Phagocytosis engulfs particles larger than 500 nm into membrane-containing vesicles 0.5–3 μm in diameter called phagosomes. Phagocytosis is best characterized by its role in defending against microbial pathogens (35, 53). Pinocytosis uptake the contents dissolved in the fluid phase. Pinocytosis has two forms known as micropinocytosis and macropinocytosis which is based on the sizes of generated endocytosed vesicles. Pinocytosis is essential for the cellular absorption of water, nutrients, and ions in the fluid phase (35, 54). FEME is a non-constitutive mode of CIE that is triggered following stimulation of G-protein-coupled receptors and cytokine receptors through ligand binding. This process is mediated by pre-existing membrane clusters of endophilin resulting in rapid internalization (5–10 s). FEME is regulated by phosphoinositides and kinases such as Src, LRRK2, Cdk5, and GSK3β, and is dynamin-dependent (35, 55). The fundamental importance of these pathways remains elusive as genetic knockout models deleting important CIE pathways have not been shown to result in severe proteinuria.

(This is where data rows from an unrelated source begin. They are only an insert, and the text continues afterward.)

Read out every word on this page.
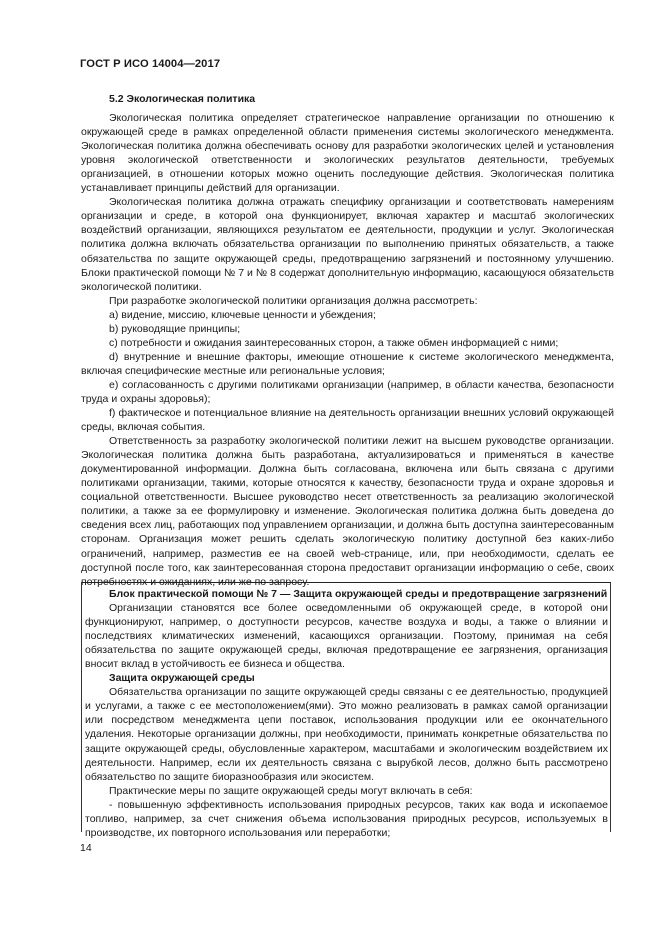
ГОСТ Р ИСО 14004—2017
5.2 Экологическая политика

Экологическая политика определяет стратегическое направление организации по отношению к окружающей среде в рамках определенной области применения системы экологического менеджмента. Экологическая политика должна обеспечивать основу для разработки экологических целей и установления уровня экологической ответственности и экологических результатов деятельности, требуемых организацией, в отношении которых можно оценить последующие действия. Экологическая политика устанавливает принципы действий для организации.

Экологическая политика должна отражать специфику организации и соответствовать намерениям организации и среде, в которой она функционирует, включая характер и масштаб экологических воздействий организации, являющихся результатом ее деятельности, продукции и услуг. Экологическая политика должна включать обязательства организации по выполнению принятых обязательств, а также обязательства по защите окружающей среды, предотвращению загрязнений и постоянному улучшению. Блоки практической помощи № 7 и № 8 содержат дополнительную информацию, касающуюся обязательств экологической политики.

При разработке экологической политики организация должна рассмотреть:

a) видение, миссию, ключевые ценности и убеждения;

b) руководящие принципы;

c) потребности и ожидания заинтересованных сторон, а также обмен информацией с ними;

d) внутренние и внешние факторы, имеющие отношение к системе экологического менеджмента, включая специфические местные или региональные условия;

e) согласованность с другими политиками организации (например, в области качества, безопасности труда и охраны здоровья);

f) фактическое и потенциальное влияние на деятельность организации внешних условий окружающей среды, включая события.

Ответственность за разработку экологической политики лежит на высшем руководстве организации. Экологическая политика должна быть разработана, актуализироваться и применяться в качестве документированной информации. Должна быть согласована, включена или быть связана с другими политиками организации, такими, которые относятся к качеству, безопасности труда и охране здоровья и социальной ответственности. Высшее руководство несет ответственность за реализацию экологической политики, а также за ее формулировку и изменение. Экологическая политика должна быть доведена до сведения всех лиц, работающих под управлением организации, и должна быть доступна заинтересованным сторонам. Организация может решить сделать экологическую политику доступной без каких-либо ограничений, например, разместив ее на своей web-странице, или, при необходимости, сделать ее доступной после того, как заинтересованная сторона предоставит организации информацию о себе, своих потребностях и ожиданиях, или же по запросу.

Блок практической помощи № 7 — Защита окружающей среды и предотвращение загрязнений

Организации становятся все более осведомленными об окружающей среде, в которой они функционируют, например, о доступности ресурсов, качестве воздуха и воды, а также о влиянии и последствиях климатических изменений, касающихся организации. Поэтому, принимая на себя обязательства по защите окружающей среды, включая предотвращение ее загрязнения, организация вносит вклад в устойчивость ее бизнеса и общества.

Защита окружающей среды

Обязательства организации по защите окружающей среды связаны с ее деятельностью, продукцией и услугами, а также с ее местоположением(ями). Это можно реализовать в рамках самой организации или посредством менеджмента цепи поставок, использования продукции или ее окончательного удаления. Некоторые организации должны, при необходимости, принимать конкретные обязательства по защите окружающей среды, обусловленные характером, масштабами и экологическим воздействием их деятельности. Например, если их деятельность связана с вырубкой лесов, должно быть рассмотрено обязательство по защите биоразнообразия или экосистем.

Практические меры по защите окружающей среды могут включать в себя:

- повышенную эффективность использования природных ресурсов, таких как вода и ископаемое топливо, например, за счет снижения объема использования природных ресурсов, используемых в производстве, их повторного использования или переработки;

14
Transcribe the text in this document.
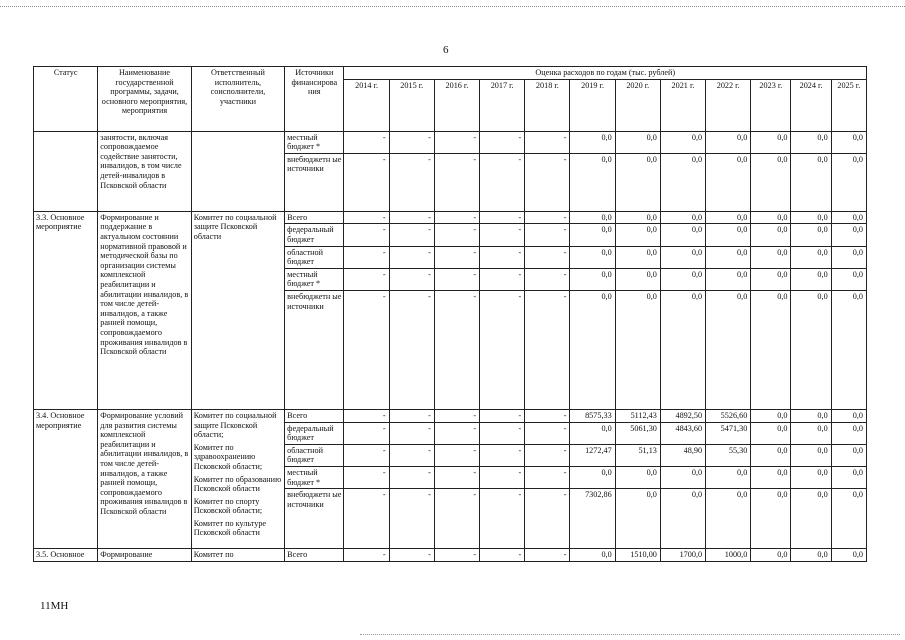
6
Статус	Наименование государственной программы, задачи, основного мероприятия, мероприятия	Ответственный исполнитель, соисполнители, участники	Источники финансирова ния	Оценка расходов по годам (тыс. рублей)											
				2014 г.	2015 г.	2016 г.	2017 г.	2018 г.	2019 г.	2020 г.	2021 г.	2022 г.	2023 г.	2024 г.	2025 г.
	занятости, включая сопровождаемое содействие занятости, инвалидов, в том числе детей-инвалидов в Псковской области		местный бюджет *	-	-	-	-	-	0,0	0,0	0,0	0,0	0,0	0,0	0,0
			внебюджетн ые источники	-	-	-	-	-	0,0	0,0	0,0	0,0	0,0	0,0	0,0
3.3. Основное мероприятие	Формирование и поддержание в актуальном состоянии нормативной правовой и методической базы по организации системы комплексной реабилитации и абилитации инвалидов, в том числе детей-инвалидов, а также ранней помощи, сопровождаемого проживания инвалидов в Псковской области	Комитет по социальной защите Псковской области	Всего	-	-	-	-	-	0,0	0,0	0,0	0,0	0,0	0,0	0,0
			федеральный бюджет	-	-	-	-	-	0,0	0,0	0,0	0,0	0,0	0,0	0,0
			областной бюджет	-	-	-	-	-	0,0	0,0	0,0	0,0	0,0	0,0	0,0
			местный бюджет *	-	-	-	-	-	0,0	0,0	0,0	0,0	0,0	0,0	0,0
			внебюджетн ые источники	-	-	-	-	-	0,0	0,0	0,0	0,0	0,0	0,0	0,0
3.4. Основное мероприятие	Формирование условий для развития системы комплексной реабилитации и абилитации инвалидов, в том числе детей-инвалидов, а также ранней помощи, сопровождаемого проживания инвалидов в Псковской области	Комитет по социальной защите Псковской области;
Комитет по здравоохранению Псковской области;
Комитет по образованию Псковской области
Комитет по спорту Псковской области;
Комитет по культуре Псковской области	Всего	-	-	-	-	-	8575,33	5112,43	4892,50	5526,60	0,0	0,0	0,0
			федеральный бюджет	-	-	-	-	-	0,0	5061,30	4843,60	5471,30	0,0	0,0	0,0
			областной бюджет	-	-	-	-	-	1272,47	51,13	48,90	55,30	0,0	0,0	0,0
			местный бюджет *	-	-	-	-	-	0,0	0,0	0,0	0,0	0,0	0,0	0,0
			внебюджетн ые источники	-	-	-	-	-	7302,86	0,0	0,0	0,0	0,0	0,0	0,0
3.5. Основное	Формирование	Комитет по	Всего	-	-	-	-	-	0,0	1510,00	1700,0	1000,0	0,0	0,0	0,0
11МН
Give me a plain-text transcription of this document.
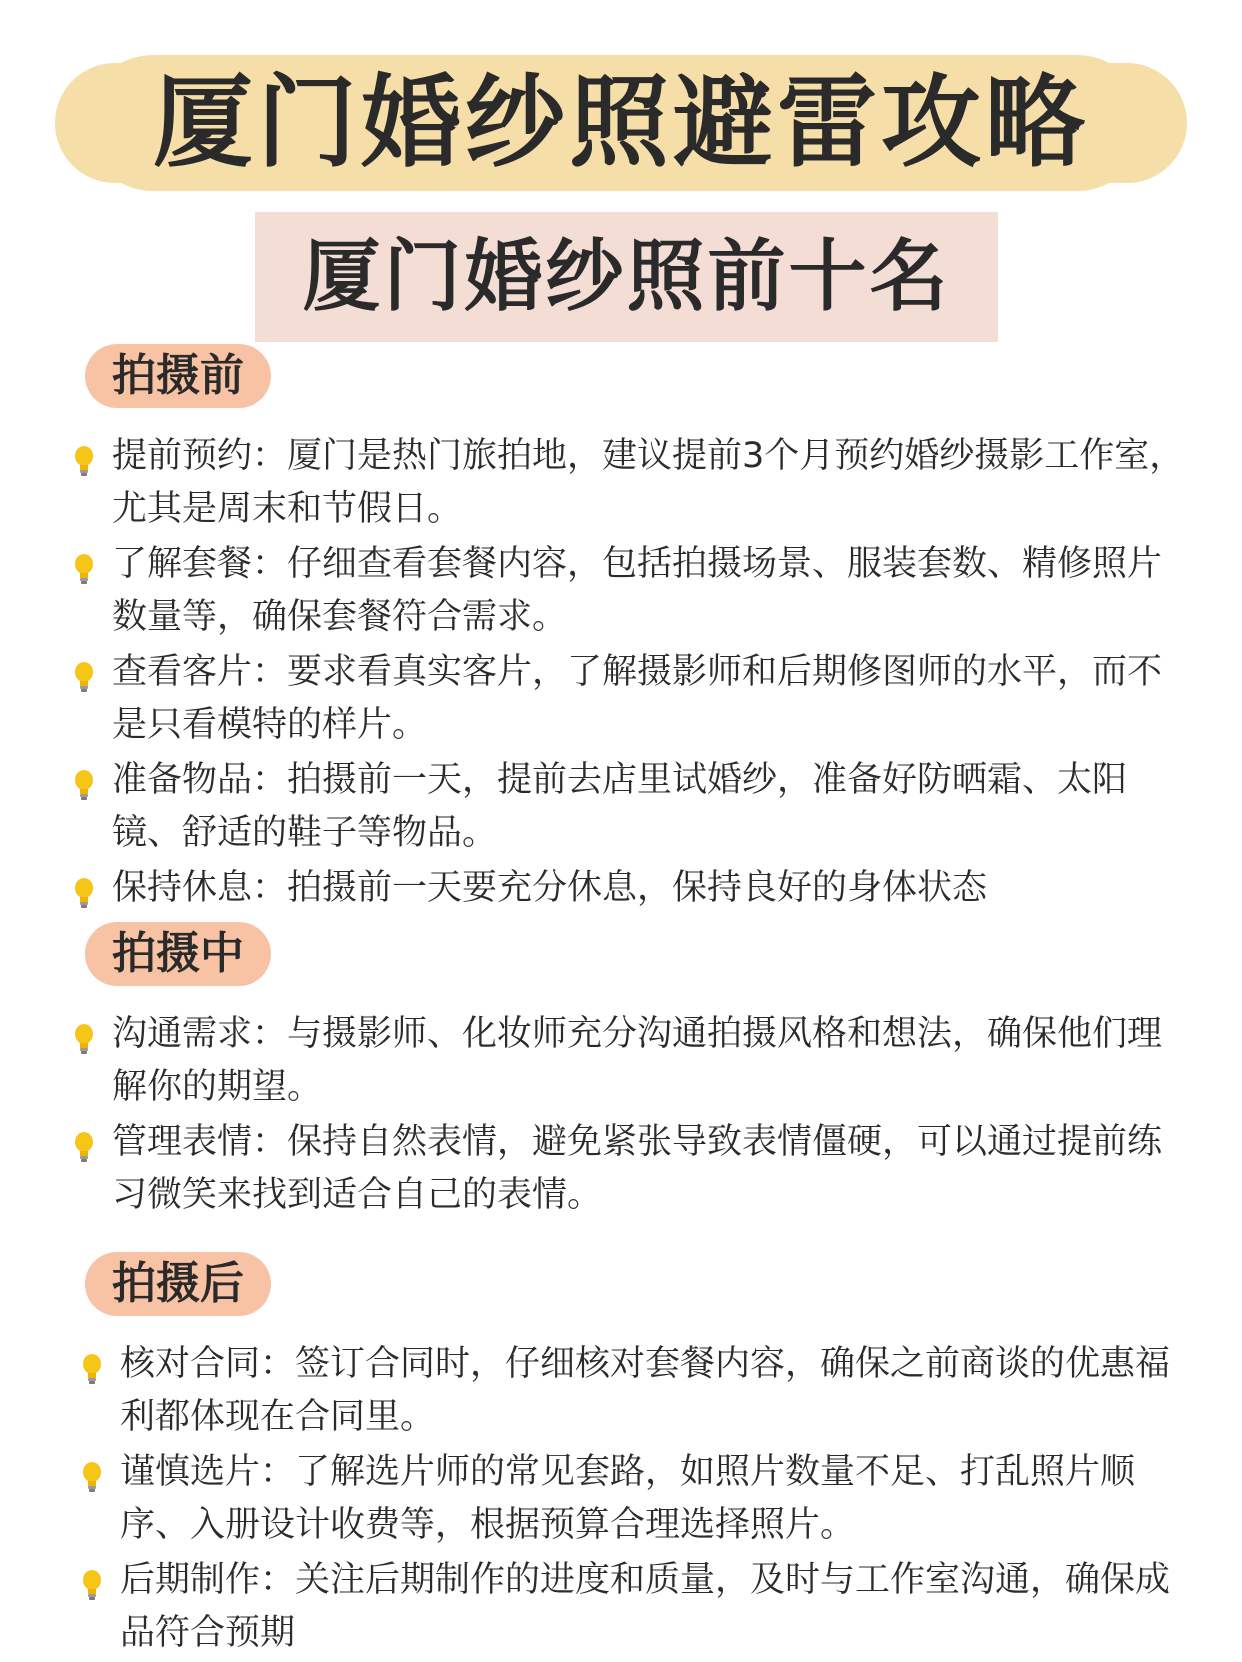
厦门婚纱照避雷攻略
厦门婚纱照前十名
拍摄前
提前预约：厦门是热门旅拍地，建议提前3个月预约婚纱摄影工作室，尤其是周末和节假日。
了解套餐：仔细查看套餐内容，包括拍摄场景、服装套数、精修照片数量等，确保套餐符合需求。
查看客片：要求看真实客片，了解摄影师和后期修图师的水平，而不是只看模特的样片。
准备物品：拍摄前一天，提前去店里试婚纱，准备好防晒霜、太阳镜、舒适的鞋子等物品。
保持休息：拍摄前一天要充分休息，保持良好的身体状态
拍摄中
沟通需求：与摄影师、化妆师充分沟通拍摄风格和想法，确保他们理解你的期望。
管理表情：保持自然表情，避免紧张导致表情僵硬，可以通过提前练习微笑来找到适合自己的表情。
拍摄后
核对合同：签订合同时，仔细核对套餐内容，确保之前商谈的优惠福利都体现在合同里。
谨慎选片：了解选片师的常见套路，如照片数量不足、打乱照片顺序、入册设计收费等，根据预算合理选择照片。
后期制作：关注后期制作的进度和质量，及时与工作室沟通，确保成品符合预期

Endocytosis in Podocyte Homeostasis and Disease

Role of Phosphatidylinositol 4,5-Bisphosphate in Podocyte Endocytosis

Phosphoinositides are membrane lipids generated by phosphorylation on the inositol domain. Phosphatidylinositol 4,5-bisphosphate (PI(4, 5)P2) is the most abundant phosphoinositide species enriched at inner leaflets of the cell membrane which is mainly produced by type I and type II phosphatidylinositol-phosphate kinases (PIPKs) (56). PI(4, 5)P2 can also be generated by dephosphorylation of PI(3, 4, 5)P3 mediated by the phosphatase and tensin homolog (PTEN) (3, 57). PI(4, 5)P2 plays an essential role in the regulation of CME (58). PI(4, 5)P2 promotes the initial step in the CME process by its interaction with clathrin, clathrin adaptors, and its effectors (3). Besides the critical role of PIPKs in the production of P(4, 5) P2, it also regulates poly-phosphoinositide phosphatase, synaptojanin 1, which is responsible for dephosphorylation and hydrolysis of PI(4, 5)P2 (49, 59). Global loss of synaptojanin1 enhances PI(4, 5)P2 levels and results in an accumulation of clathrin-coated vesicles (60, 61). These global knockout mice die early likely due to the inability of the pups to feed properly. Besides its neurologic importance, we have demonstrated that loss of synaptojanin1 results in proteinuria and extensive podocyte foot process effacement (20). Moreover, the importance of phosphoinositides in podocyte biology has been shown through the genetic loss of class II phosphoinositide 3-kinase C2α (PI3KC2α), an enzyme that generates PI(3)P and PI(3, 4)P2. These mutant mice develop proteinuria and kidney failure, along with altered expression of nephrin and synaptopodin in podocytes (16). Deletion of a key endosomal trafficking regulator, the class III phosphatidylinositol (PtdIns) 3-kinase vacuolar protein sorting 34 (Vps34), specifically in podocytes results in aberrant endosomal membrane morphology, early proteinuria, glomerulosclerosis, and foot process effacement (1719). Vacuolation phenotype is observed when the Vps34 downstream effector PIKfyve is absent. This phenotype is rescued in Vps34-deficient podocytes in the presence of both Vps34 and PIKfyve (19).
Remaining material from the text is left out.